Sunday, April 10, 2011

ZenTiger Police Action

The police seem to be in the news and making the news at the moment. Firstly, a surprising arrest in the Scott Guy case. No real information on what evidence they are basing the arrest on, and huge downsides if they prove to be mistaken. I don't know what to think, other than the obvious - this is going to be really hard on the Guy family and the family of the accused.  (The accused is the brother-in-law of Scott Guy.)


And in the Sunday Star Times today, a poor piece of spin control on the "Cougar" advertisement that was sensibly pulled a while ago, after being not so sensibly shown in the first place. It was an appalling advertisement, and the "article" today followed up with the same level of epic fail.

The first mistake was to use the "ends justifies the means" excuse, claiming that the advertising campaign was wildly successful because the Police website got lots of hits.

Here's a clue for you Inspector Clouseau - Website hits don't necessarily mean that you are going to get more recruits, and with advertisements like that, it doesn't mean the recruits are automatically suitable material. The website hits probably went up because the Police were getting a lot of flak for their insensitivity, and people were checking out the adverts themselves to make sure this wasn't some sort of exaggeration. It wasn't.

The second mistake was to try to use the argument that acting crass and suggesting the police are immoral as others to be a successful strategy. "We like them young" (chauvinistic) "Get paid more than your dad" (bribery) and "We endorse queue cutting" (cheating) was supposedly designed to "correct some strong myths held by young people regarding police recruitment".

Currently, the "myth" they need to combat is that the police are not sexist, bullying, and cheating.  These adverts seem to reflect a culture they say isn't there.  It also makes the Police appear desperate to lure anyone into the job of any calibre (or any voltage, perhaps?).

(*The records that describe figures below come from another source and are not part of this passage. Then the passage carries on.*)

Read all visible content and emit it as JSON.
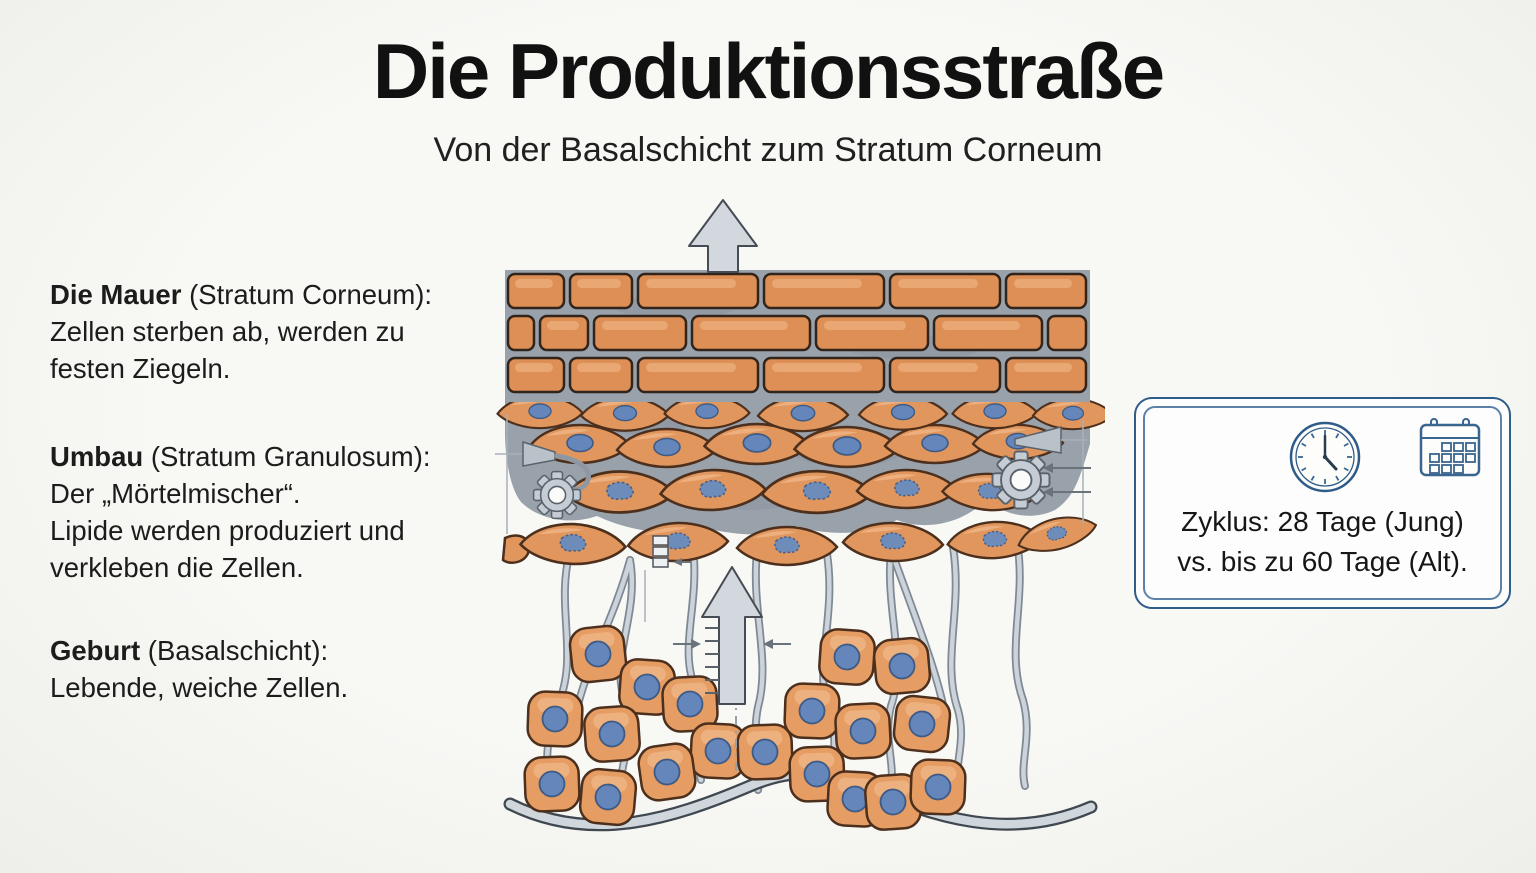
{
  "title": "Die Produktionsstraße",
  "subtitle": "Von der Basalschicht zum Stratum Corneum",
  "sections": {
    "mauer": {
      "lead": "Die Mauer",
      "qualifier": "(Stratum Corneum):",
      "line1": "Zellen sterben ab, werden zu",
      "line2": "festen Ziegeln."
    },
    "umbau": {
      "lead": "Umbau",
      "qualifier": "(Stratum Granulosum):",
      "line1": "Der „Mörtelmischer“.",
      "line2": "Lipide werden produziert und",
      "line3": "verkleben die Zellen."
    },
    "geburt": {
      "lead": "Geburt",
      "qualifier": "(Basalschicht):",
      "line1": "Lebende, weiche Zellen."
    }
  },
  "cycle_box": {
    "line1": "Zyklus: 28 Tage (Jung)",
    "line2": "vs. bis zu 60 Tage (Alt)."
  },
  "icons": {
    "clock": "clock-icon",
    "calendar": "calendar-icon",
    "gear": "gear-icon",
    "up_arrow": "up-arrow-icon",
    "funnel": "funnel-icon",
    "brick_stack": "brick-stack-icon"
  },
  "colors": {
    "background": "#f6f6f3",
    "text": "#1a1a1a",
    "brick": "#dd8f55",
    "brick_highlight": "#f0b585",
    "mortar": "#99a1ab",
    "cell": "#e0965c",
    "nucleus": "#6486ba",
    "box_border": "#2f5c89",
    "membrane": "#cfd6dc"
  }
}
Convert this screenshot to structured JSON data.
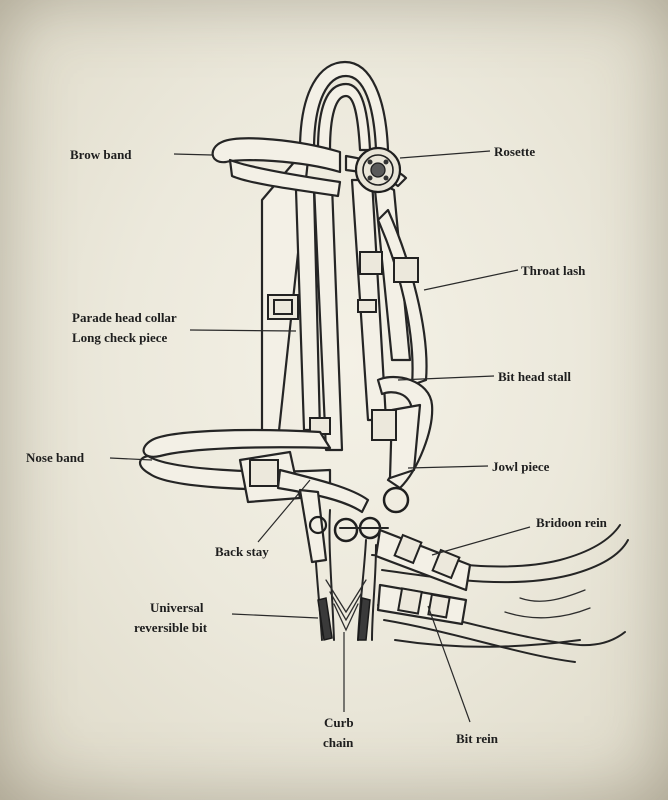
{
  "labels": {
    "brow_band": "Brow band",
    "rosette": "Rosette",
    "throat_lash": "Throat lash",
    "parade_head_collar_1": "Parade head collar",
    "parade_head_collar_2": "Long check piece",
    "bit_head_stall": "Bit head stall",
    "nose_band": "Nose band",
    "jowl_piece": "Jowl piece",
    "bridoon_rein": "Bridoon rein",
    "back_stay": "Back stay",
    "universal_bit_1": "Universal",
    "universal_bit_2": "reversible bit",
    "curb_chain_1": "Curb",
    "curb_chain_2": "chain",
    "bit_rein": "Bit rein"
  },
  "colors": {
    "paper": "#f0ede2",
    "ink": "#252525"
  }
}
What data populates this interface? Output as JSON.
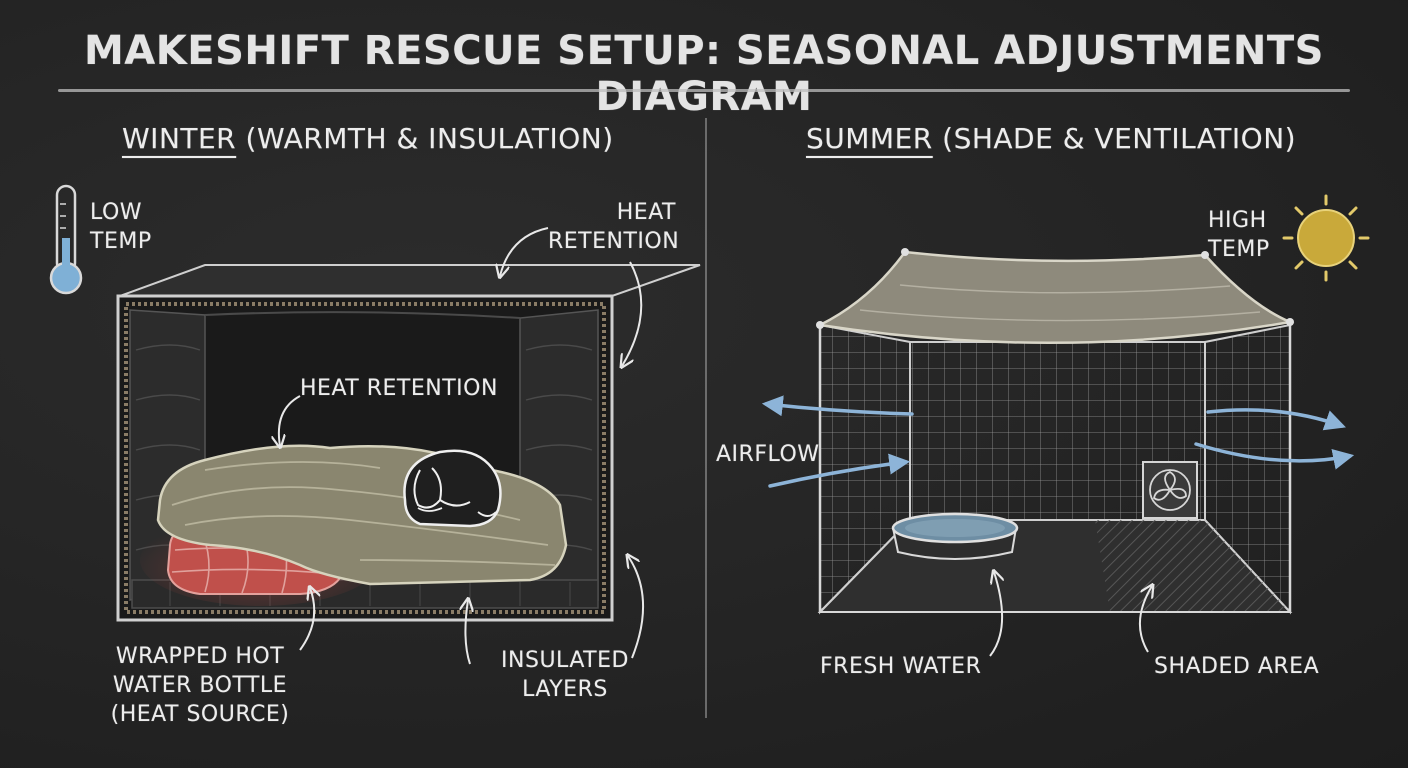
{
  "title": "MAKESHIFT RESCUE SETUP: SEASONAL ADJUSTMENTS DIAGRAM",
  "winter": {
    "heading_key": "WINTER",
    "heading_detail": "(WARMTH & INSULATION)",
    "temp_label": "LOW TEMP",
    "heat_retention_top": "HEAT RETENTION",
    "heat_retention_inner": "HEAT RETENTION",
    "hot_water_bottle": "WRAPPED HOT WATER BOTTLE (HEAT SOURCE)",
    "insulated_layers": "INSULATED LAYERS"
  },
  "summer": {
    "heading_key": "SUMMER",
    "heading_detail": "(SHADE & VENTILATION)",
    "temp_label": "HIGH TEMP",
    "airflow": "AIRFLOW",
    "fresh_water": "FRESH WATER",
    "shaded_area": "SHADED AREA"
  },
  "colors": {
    "background": "#232323",
    "chalk": "#ececec",
    "blanket": "#8a866f",
    "bottle": "#c0504b",
    "thermometer": "#7fb0d6",
    "sun": "#c9a93a",
    "canopy": "#8e8a7c",
    "airflow": "#8db4d8"
  }
}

These advertisements simply reinforce the stereotype, so are not for a moment anywhere near approaching the aim of attracting "intelligent, balanced, non-judgemental young people using a tongue-in-cheek sense of humour".  Do they not have bullshit detectors in the force?  My one is going off like a siren on a Friday night. 
 
Writing spin pieces like this that just don't hold up to a moments critical analysis is dragging the Police down. All of the (I hope) good detective work on the Scott Guy case may suffer for it.  Looks like they still have a bit more work to do before they crack the case.